GitHub issues are great for humans to correspond over software, or any other project. At rOpenSci we use an issue based software review system (ropensci/onboarding). Software authors and reviewers go back and forth on the software, making a better product in the end.
We have a relatively small number of pieces of software under review at any one time compared to e.g., scientific journals - however, even with the small number, we as organizers, and authors and reviewers can forget things. For example:
- an organizer can forget to remind a reviewer to get a review in
- a reviewer can forget about a review, and may benefit from a friendly reminder
- an author may forget about updating software based on the review
As we are managing more package submissions through our system, automated things done by machine, or robot, will be increasingly helpful to keep the system moving smoothly.
A big red flag with automated systems is the annoyance factor. We can try to be smart about this and only remind people when it’s really needed.
I’ve been working on a thing for a while now, it’s called heythere
. It’s a Ruby application that is currently set up to run on Heroku, though you could run it anywhere you want. It’s running right now once per day to check to see if it should send any reminders to organizers, authors, reviewers.
heythere
on GitHub: ropenscilabs/heythere
How it works
heythere
is controlled through a series of environment variables that controls GitHub authentication, the first day post reviewer assignment when a reminder should be sent, how many days after reviews are submitted to ask if the author needs any help, and more. Check out the repo for all the env var options.
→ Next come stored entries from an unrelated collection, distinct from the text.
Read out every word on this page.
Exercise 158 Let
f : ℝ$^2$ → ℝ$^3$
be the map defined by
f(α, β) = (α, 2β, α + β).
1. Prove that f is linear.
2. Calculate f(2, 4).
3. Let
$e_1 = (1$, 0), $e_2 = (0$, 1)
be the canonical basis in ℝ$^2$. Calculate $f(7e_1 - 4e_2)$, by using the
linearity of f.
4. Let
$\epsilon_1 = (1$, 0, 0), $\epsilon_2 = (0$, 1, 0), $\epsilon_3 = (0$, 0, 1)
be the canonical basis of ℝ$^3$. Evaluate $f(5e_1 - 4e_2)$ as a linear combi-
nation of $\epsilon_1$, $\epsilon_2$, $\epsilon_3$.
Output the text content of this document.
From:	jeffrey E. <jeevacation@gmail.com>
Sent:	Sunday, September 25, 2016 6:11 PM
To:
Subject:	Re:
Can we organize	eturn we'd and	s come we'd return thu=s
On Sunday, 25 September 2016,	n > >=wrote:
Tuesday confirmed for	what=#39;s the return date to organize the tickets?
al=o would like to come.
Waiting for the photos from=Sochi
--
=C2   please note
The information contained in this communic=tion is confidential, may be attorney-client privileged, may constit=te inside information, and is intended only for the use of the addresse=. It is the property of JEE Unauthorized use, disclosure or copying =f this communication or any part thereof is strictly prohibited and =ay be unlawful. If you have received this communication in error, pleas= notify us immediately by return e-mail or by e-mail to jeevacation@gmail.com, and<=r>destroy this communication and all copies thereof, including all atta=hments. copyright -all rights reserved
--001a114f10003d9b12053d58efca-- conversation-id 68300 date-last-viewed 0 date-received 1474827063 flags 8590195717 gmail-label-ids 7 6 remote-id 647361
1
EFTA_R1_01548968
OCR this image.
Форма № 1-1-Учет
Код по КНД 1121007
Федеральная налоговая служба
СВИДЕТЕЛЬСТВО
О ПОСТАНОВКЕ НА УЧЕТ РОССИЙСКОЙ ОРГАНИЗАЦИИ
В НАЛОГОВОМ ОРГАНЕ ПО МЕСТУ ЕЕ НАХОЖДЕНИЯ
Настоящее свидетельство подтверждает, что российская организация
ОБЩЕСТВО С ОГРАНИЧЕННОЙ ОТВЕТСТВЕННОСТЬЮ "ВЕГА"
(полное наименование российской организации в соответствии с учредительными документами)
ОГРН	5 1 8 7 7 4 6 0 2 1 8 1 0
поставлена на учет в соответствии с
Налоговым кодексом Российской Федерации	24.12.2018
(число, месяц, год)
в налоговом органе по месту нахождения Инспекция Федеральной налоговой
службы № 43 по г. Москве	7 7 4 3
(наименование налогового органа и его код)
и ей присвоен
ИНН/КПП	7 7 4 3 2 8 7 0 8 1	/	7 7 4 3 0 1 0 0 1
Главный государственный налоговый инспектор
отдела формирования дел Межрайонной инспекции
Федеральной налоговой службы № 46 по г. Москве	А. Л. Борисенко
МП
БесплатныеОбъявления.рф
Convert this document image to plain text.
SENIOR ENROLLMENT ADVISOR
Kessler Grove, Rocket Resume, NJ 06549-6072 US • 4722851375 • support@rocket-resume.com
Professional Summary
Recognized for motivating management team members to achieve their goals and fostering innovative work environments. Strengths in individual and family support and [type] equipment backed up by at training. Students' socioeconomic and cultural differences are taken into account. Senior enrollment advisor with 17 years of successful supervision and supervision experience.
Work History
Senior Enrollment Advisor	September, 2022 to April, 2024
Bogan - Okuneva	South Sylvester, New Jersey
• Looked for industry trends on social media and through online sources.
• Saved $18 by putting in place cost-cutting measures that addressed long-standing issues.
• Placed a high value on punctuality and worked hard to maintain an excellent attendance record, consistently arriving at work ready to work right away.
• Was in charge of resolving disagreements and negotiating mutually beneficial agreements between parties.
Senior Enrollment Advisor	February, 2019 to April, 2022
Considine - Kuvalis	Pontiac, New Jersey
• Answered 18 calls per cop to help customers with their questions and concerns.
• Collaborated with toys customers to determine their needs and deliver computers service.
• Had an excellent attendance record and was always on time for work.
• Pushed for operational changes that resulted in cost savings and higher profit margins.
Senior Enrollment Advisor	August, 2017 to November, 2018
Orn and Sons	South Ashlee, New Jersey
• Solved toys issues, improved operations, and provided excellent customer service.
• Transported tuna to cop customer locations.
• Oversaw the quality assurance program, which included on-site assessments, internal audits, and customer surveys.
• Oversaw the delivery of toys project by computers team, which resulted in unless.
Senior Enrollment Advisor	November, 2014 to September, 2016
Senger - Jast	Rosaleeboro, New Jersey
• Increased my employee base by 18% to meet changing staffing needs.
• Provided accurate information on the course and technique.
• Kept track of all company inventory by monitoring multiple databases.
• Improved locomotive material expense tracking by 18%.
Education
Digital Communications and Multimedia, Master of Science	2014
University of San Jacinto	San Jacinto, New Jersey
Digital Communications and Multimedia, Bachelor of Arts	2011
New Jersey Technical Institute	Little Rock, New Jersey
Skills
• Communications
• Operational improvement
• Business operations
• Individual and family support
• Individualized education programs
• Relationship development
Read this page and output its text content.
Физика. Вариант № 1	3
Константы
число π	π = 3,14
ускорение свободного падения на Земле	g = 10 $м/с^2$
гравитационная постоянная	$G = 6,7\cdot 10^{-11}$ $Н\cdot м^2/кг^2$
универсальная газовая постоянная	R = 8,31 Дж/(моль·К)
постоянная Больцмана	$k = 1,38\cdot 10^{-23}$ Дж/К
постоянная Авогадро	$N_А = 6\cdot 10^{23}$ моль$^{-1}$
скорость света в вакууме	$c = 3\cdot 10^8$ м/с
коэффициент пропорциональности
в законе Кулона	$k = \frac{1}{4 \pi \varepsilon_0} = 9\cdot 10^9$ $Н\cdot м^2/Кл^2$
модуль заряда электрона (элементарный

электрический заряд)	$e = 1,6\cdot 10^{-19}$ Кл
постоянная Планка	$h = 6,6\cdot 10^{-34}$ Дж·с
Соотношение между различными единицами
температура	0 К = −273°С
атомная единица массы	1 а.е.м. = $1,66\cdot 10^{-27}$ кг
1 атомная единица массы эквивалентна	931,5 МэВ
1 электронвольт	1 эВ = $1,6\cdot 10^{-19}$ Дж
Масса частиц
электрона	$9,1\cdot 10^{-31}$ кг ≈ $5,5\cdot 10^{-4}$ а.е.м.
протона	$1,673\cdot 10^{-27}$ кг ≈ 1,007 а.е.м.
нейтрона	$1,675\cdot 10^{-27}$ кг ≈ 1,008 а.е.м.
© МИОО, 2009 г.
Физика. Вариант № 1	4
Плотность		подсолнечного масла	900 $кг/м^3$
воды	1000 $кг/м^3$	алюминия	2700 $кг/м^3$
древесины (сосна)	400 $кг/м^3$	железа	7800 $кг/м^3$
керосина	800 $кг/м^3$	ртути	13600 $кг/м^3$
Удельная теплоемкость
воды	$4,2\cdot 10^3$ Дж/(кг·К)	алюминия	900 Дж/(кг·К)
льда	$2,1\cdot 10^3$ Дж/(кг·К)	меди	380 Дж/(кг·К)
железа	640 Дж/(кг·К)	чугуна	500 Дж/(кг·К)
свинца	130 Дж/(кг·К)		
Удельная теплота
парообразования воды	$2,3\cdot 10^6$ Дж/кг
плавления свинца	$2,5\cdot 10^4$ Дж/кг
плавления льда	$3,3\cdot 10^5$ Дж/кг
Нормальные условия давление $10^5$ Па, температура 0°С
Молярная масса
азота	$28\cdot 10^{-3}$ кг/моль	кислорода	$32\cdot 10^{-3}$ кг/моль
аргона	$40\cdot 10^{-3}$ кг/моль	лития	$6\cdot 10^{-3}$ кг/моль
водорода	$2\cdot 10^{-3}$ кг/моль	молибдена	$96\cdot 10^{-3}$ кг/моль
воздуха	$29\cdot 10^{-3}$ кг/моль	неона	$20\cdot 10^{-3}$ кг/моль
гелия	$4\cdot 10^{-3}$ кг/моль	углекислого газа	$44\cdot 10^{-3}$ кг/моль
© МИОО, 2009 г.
The Ruby app can be run via a rake task from the command line, or triggered with a scheduler on something like Heroku.
When the app runs, we look for environment variables that you set. If we don’t find them we use sensible defaults.
Using the env vars, we grab the issues for the repository you chose, limit to a subset of your choosing based on a series of labels, then compare dates on comments compared to your env vars, and either skip or send of comments on issues.
We use ockokit under the hood to work with GitHub issues.
How to use it
clone
git clone git@github.com:ropenscilabs/heythere.git
cd heythere
setup
Change the repo in Rakefile
to whatever your repository is.
Heythere.hey_there(repo = 'ropensci/onboarding')
Create the app (use a different name, of course)
heroku apps:create ropensci-hey-there
Add the repository that you are targeting:
heroku config:add HEYTHERE_REPOSITORY=<github-repository> (like `owner/repo`)
Create a GitHub personal access token just for this application. You’ll need to set a env var for your username and the token. We read these in the app.
heroku config:add GITHUB_USERNAME=<github-user>
heroku config:add GITHUB_PAT_OCTOKIT=<github-pat-for-octokit>
Optionally, set env vars for various options. You don’t have to set these - we’ll use defaults
heroku config:add HEYTHERE_PRE_DEADLINE_DAYS=<number-of-days-integer>
heroku config:add HEYTHERE_DEADLINE_DAYS=<number-of-days-integer>
heroku config:add HEYTHERE_POST_DEADLINE_EVERY_DAYS=<number-of-days-integer>
heroku config:add HEYTHERE_POST_REVIEW_IN_DAYS=<number-of-days-integer>
heroku config:add HEYTHERE_POST_REVIEW_TOGGLE=<boolean>
heroku config:add HEYTHERE_BOT_NICKNAME=<string>
Also save all these env vars in your .bash_profile
, .zshrc
, or similar so you can run the app locally. E.g. with entries like export HEYTHERE_PRE_DEADLINE_DAYS=15
You can see all your Heroku config vars using heroku config
or use rake envs
Push your app to Heroku
git push heroku master
Add the scheduler to your heroku app
heroku addons:create scheduler:standard
heroku addons:open scheduler
Add the task rake hey
to your heroku scheduler and set to whatever schedule you want.
usage
If you have your repo in an env var as above, run the rake task hey
rake hey
If not, then pass the repo to hey
like
rake hey repo=owner/repo
what does it look like?
This is what a comment looks like in a thread
You could set up a different GitHub account as your robot so it’s clearly not coming from a real person.
feedback
I’ll continue to improve heythere
as we get feedback on its use in ropensci/onboarding
. Would also love any feedback from you, internet. Thanks!